Able to modify final value in Kotlin

Question

open class OpenBase(open val value: Int)

interface AnotherExample {
    val anotherValue: OpenBase
}

open class OpenChild(value: Int) : OpenBase(value), AnotherExample {
    override var value: Int = 1000
        get() = field - 7
    override val anotherValue: OpenBase = OpenBase(value)
}

open class AnotherChild(value: Int) : OpenChild(value) {
    final override var value: Int = value
        get() = field
        set(value) { field = value * 2 }
    final override val anotherValue: OpenChild = OpenChild(value)
}

fun main() {
    val openChild = OpenChild(42)
    println("OpenChild value: ${openChild.value}")
    println("OpenChild anotherValue: ${openChild.anotherValue.value}")
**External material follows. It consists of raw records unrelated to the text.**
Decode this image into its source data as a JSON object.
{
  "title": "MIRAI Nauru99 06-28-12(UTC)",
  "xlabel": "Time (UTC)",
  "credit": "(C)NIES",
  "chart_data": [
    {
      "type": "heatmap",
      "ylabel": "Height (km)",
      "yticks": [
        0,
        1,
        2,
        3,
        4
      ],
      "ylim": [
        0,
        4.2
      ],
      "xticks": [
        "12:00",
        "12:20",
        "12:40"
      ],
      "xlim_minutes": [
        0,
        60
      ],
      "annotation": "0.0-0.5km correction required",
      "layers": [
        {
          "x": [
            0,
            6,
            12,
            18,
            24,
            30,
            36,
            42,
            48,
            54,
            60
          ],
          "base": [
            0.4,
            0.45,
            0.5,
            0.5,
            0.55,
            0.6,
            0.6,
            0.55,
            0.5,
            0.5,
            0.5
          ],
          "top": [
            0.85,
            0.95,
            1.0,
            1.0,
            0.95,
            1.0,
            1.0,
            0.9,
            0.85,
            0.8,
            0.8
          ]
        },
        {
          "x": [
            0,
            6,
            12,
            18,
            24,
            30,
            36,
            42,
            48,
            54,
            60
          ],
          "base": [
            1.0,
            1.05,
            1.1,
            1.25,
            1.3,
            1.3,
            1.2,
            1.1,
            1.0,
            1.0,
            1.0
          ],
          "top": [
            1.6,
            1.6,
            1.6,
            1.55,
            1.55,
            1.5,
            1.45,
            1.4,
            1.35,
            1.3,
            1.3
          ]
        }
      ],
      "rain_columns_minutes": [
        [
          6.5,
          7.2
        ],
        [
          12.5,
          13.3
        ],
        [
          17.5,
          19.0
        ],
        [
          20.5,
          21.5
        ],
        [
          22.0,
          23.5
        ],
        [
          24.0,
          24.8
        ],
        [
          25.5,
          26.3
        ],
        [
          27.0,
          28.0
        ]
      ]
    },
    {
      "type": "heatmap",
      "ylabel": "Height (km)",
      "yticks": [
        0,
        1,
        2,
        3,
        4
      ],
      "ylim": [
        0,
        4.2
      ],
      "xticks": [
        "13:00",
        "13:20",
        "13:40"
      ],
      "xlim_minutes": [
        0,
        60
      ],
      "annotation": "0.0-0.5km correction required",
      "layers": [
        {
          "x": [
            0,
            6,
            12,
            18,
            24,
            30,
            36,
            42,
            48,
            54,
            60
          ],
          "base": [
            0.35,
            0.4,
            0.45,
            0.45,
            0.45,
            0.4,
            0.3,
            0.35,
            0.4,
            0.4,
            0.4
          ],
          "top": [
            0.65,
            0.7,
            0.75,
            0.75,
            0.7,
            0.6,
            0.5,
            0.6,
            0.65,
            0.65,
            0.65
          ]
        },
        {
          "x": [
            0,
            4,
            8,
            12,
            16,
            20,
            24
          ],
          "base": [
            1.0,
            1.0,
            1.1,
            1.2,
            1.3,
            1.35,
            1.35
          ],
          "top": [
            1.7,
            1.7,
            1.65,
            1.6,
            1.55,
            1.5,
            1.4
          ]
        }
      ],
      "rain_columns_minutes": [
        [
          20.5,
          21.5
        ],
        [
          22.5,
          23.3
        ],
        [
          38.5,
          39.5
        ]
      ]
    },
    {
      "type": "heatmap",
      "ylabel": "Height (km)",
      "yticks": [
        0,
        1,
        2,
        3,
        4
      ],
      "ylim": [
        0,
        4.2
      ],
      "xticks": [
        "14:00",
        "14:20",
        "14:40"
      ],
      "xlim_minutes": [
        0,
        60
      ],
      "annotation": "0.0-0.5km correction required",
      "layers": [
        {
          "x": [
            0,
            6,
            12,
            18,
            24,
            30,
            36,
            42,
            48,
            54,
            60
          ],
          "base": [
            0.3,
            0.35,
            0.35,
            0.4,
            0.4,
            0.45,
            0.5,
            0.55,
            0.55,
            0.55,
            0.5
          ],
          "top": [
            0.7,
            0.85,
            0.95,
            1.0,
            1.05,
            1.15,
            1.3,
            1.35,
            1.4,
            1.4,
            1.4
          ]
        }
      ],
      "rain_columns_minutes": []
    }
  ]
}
    val anotherChild = AnotherChild(42)
    println("AnotherChild value: ${anotherChild.value}")
    println("AnotherChild anotherValue: ${anotherChild.anotherValue.value}")
    
    anotherChild.value=69 //HERE
    println("AnotherChild value: ${anotherChild.value}")
    println("AnotherChild anotherValue: ${anotherChild.anotherValue.value}")
}

I was learning kotlin OOPS and was playing with an example; I was expecting an error but got no error. Why am I able to modify the value mentioned final?

Answer 1

The final in final override var value only means that the property can't be overridden in other subclasses. If want value to be read only in AnotherChild, you must declare it as val instead of var. Or, if you do need a private setter, declare it as var but add private to set.

In the context of class members, val simply means "property with a getter", and var means "property with a getter and a setter. The latter is a valid override for the former, which is what you are doing in AnotherChild`.